Just six short years ago, Republicans sang a very different tune when it came to judicial filibusters. Senate Republicans almost unanimously declared filibusters of judicial nominees to be a horrific betrayal of their constitutional role. Many Republicans outright declared judicial filibusters to be unconstitutional. Here is a representative sample of how current GOP senators felt about such filibusters when a Republican was in the White House:
- Lamar Alexander (R-TN): “I would never filibuster any President’s judicial nominee, period. I might vote against them, but I will always see they came to a vote.”
- Saxby Chambliss (R-GA) and Johnny Isakson (R-GA): “Every judge nominated by this president or any president deserves an up-or-down vote. It’s the responsibility of the Senate. The Constitution requires it.”
- Tom Coburn (R-OK): “If you look at the Constitution, it says the president is to nominate these people, and the Senate is to advise and consent. That means you got to have a vote if they come out of committee.
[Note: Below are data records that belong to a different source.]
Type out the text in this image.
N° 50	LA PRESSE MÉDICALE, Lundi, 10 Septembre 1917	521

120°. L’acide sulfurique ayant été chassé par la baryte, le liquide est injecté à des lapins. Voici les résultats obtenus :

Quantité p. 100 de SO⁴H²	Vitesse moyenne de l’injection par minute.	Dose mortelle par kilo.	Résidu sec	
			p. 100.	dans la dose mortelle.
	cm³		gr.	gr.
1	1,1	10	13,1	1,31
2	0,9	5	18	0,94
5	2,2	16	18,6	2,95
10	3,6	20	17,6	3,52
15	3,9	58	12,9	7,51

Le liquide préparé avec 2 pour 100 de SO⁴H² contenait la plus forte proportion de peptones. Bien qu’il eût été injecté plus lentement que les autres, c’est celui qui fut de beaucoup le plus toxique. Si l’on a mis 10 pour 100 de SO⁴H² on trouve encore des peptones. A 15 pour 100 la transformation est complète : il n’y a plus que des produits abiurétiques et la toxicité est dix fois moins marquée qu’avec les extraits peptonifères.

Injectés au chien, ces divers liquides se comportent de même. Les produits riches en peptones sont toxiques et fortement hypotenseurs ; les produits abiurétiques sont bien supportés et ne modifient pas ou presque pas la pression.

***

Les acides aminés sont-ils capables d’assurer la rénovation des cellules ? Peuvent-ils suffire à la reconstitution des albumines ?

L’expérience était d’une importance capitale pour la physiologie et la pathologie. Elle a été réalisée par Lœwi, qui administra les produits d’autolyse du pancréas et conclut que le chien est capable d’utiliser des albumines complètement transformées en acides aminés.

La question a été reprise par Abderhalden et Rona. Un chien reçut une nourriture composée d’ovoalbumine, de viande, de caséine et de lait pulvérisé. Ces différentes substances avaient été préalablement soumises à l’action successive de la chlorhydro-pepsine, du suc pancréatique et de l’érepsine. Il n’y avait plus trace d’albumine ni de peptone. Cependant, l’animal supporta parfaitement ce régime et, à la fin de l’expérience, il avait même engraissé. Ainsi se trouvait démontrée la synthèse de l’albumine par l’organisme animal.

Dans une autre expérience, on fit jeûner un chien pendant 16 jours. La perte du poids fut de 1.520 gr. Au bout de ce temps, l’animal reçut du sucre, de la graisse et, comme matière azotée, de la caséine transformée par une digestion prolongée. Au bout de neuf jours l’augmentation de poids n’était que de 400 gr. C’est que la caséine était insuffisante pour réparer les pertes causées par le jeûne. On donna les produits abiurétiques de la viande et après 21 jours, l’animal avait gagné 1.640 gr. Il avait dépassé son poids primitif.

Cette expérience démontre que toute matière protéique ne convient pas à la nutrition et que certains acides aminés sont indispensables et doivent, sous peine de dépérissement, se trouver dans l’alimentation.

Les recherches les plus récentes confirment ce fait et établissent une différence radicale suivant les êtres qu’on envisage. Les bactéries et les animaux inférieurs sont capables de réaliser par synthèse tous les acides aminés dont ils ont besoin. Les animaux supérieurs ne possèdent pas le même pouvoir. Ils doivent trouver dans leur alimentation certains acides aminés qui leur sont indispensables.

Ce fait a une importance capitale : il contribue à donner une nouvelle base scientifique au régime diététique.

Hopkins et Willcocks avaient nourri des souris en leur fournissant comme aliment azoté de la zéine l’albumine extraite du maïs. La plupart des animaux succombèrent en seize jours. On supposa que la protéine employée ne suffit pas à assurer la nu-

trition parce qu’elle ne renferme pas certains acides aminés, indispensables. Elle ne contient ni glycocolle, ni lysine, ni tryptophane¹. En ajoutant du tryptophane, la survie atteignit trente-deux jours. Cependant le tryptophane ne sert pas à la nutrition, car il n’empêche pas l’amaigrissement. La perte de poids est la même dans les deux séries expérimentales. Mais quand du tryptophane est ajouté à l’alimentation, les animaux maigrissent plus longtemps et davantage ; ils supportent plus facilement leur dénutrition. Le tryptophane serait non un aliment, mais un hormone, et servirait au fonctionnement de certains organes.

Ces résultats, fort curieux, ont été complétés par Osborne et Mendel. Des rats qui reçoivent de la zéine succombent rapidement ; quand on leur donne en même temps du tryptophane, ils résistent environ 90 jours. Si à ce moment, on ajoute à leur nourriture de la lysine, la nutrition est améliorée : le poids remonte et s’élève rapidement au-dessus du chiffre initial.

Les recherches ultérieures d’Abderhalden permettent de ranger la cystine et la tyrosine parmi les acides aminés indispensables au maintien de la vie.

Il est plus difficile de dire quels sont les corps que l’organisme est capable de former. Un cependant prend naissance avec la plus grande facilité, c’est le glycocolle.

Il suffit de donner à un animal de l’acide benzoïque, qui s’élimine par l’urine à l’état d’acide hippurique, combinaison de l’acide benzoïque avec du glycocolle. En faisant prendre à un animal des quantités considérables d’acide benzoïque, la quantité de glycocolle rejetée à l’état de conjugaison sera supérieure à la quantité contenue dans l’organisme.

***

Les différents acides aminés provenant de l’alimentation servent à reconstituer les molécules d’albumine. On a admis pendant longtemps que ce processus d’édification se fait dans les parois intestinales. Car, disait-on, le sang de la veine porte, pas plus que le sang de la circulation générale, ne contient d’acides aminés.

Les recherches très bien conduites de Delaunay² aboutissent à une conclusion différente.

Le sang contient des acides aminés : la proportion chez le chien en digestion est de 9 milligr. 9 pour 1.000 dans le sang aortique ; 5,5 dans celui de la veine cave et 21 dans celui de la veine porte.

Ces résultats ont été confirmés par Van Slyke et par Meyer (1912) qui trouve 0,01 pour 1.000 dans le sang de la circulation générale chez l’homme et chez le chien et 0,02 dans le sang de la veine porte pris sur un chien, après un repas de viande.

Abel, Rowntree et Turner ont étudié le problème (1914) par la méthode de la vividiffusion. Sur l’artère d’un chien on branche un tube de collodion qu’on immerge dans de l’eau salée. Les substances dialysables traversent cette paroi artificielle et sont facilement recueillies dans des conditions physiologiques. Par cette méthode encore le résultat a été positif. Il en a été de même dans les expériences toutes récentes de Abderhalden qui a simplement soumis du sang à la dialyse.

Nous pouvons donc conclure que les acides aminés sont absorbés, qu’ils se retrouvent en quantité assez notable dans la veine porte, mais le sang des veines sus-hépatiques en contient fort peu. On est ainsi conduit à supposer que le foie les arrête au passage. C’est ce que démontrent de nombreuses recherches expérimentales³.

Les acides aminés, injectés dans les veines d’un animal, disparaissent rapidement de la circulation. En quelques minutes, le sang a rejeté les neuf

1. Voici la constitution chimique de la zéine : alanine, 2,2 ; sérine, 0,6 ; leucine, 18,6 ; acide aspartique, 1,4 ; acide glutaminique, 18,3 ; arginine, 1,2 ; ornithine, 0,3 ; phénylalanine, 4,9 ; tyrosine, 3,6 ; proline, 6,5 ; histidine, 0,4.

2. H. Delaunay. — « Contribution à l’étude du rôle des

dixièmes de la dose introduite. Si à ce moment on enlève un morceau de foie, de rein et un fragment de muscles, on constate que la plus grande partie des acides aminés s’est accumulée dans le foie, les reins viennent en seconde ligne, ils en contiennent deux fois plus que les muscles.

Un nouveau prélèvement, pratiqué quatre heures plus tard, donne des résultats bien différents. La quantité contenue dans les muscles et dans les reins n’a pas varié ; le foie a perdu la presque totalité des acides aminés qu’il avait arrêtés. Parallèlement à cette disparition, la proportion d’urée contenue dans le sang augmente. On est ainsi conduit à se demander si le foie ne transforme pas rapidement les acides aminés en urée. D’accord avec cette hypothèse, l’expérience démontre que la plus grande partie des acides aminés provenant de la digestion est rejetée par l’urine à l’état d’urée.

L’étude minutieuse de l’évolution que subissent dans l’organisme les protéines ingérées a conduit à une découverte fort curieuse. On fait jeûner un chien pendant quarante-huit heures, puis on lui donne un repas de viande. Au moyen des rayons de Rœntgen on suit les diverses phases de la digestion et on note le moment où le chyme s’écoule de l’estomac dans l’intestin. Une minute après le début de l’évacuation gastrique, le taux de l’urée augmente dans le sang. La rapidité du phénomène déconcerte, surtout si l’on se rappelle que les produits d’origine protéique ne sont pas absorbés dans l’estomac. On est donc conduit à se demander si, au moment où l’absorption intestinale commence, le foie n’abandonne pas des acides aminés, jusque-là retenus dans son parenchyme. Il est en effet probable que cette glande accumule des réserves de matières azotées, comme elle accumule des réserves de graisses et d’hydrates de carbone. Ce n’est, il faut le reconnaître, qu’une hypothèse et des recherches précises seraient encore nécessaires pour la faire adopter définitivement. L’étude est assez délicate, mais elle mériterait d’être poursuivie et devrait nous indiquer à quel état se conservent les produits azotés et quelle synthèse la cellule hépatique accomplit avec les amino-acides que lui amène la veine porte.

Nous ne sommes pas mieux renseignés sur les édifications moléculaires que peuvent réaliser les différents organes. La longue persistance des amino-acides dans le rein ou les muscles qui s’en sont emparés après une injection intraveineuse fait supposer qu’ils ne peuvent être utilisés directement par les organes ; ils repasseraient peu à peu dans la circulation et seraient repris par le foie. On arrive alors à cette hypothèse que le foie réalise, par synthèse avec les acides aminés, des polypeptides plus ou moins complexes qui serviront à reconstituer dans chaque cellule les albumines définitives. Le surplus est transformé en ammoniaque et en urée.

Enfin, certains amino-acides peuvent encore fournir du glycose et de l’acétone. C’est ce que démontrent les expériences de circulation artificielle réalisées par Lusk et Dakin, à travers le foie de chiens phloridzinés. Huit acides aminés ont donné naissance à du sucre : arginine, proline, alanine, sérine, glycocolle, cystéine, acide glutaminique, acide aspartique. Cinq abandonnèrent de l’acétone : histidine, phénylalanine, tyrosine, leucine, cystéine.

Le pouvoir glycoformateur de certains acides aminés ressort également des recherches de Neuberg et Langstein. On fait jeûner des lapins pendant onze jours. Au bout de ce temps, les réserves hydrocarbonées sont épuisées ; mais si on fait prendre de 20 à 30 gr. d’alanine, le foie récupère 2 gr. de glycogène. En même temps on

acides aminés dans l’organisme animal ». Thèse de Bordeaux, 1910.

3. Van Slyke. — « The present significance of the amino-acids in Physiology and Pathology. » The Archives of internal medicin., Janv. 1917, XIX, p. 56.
And that happened for 200 years.”
- John Cornyn (R-TX): “We have a Democratic leader defeated, in part, as I said, because I believe he was identified with this obstructionist practice, this unconstitutional use of the filibuster to deny the president his judicial nominations.
- Mike Crapo (R-ID): “Until this Congress, not one of the President’s nominees has been successfully filibustered in the Senate of the United States because of the understanding of the fact that the Constitution gives the President the right to a vote.”
- Chuck Grassley (R-IA): “It would be a real constitutional crisis if we up the confirmation of judges from 51 to 60, and that’s essentially what we’d be doing if the Democrats were going to filibuster.”
- Mitch McConnell (R-KY): “The Constitution of the United States is at stake. Article II, Section 2 clearly provides that the President, and the President alone, nominates judges. The Senate is empowered to give advice and consent. But my Democratic colleagues want to change the rules. They want to reinterpret the Constitution to require a supermajority for confirmation.”
Sadly, this willingness to declare something unconstitutional when it suits them and then pretend the Constitution says something else entirely when the political winds change is par for the GOP’s course. Republicans invented a previously unheard of constitutional objection to the Affordable Care Act, they’ve called everything from Social Security to Medicare to child labor laws unconstitutional, and they’ve even pretended that the Constitution allows them to strip Americans of their citizenship.
Sen. Nelson’s vote against Liu, however, is utterly inexplicable. When Bush was naming judges, Nelson voted to end cloture on Judge Janice Rogers Brown, a radical tenther who once compared liberalism to “slavery” and Social Security to a “socialist revolution.” It is impossible to imagine what standard Nelson applied that would keep a mainstream voice like Liu off the court, but allow Judge Brown to shape the law.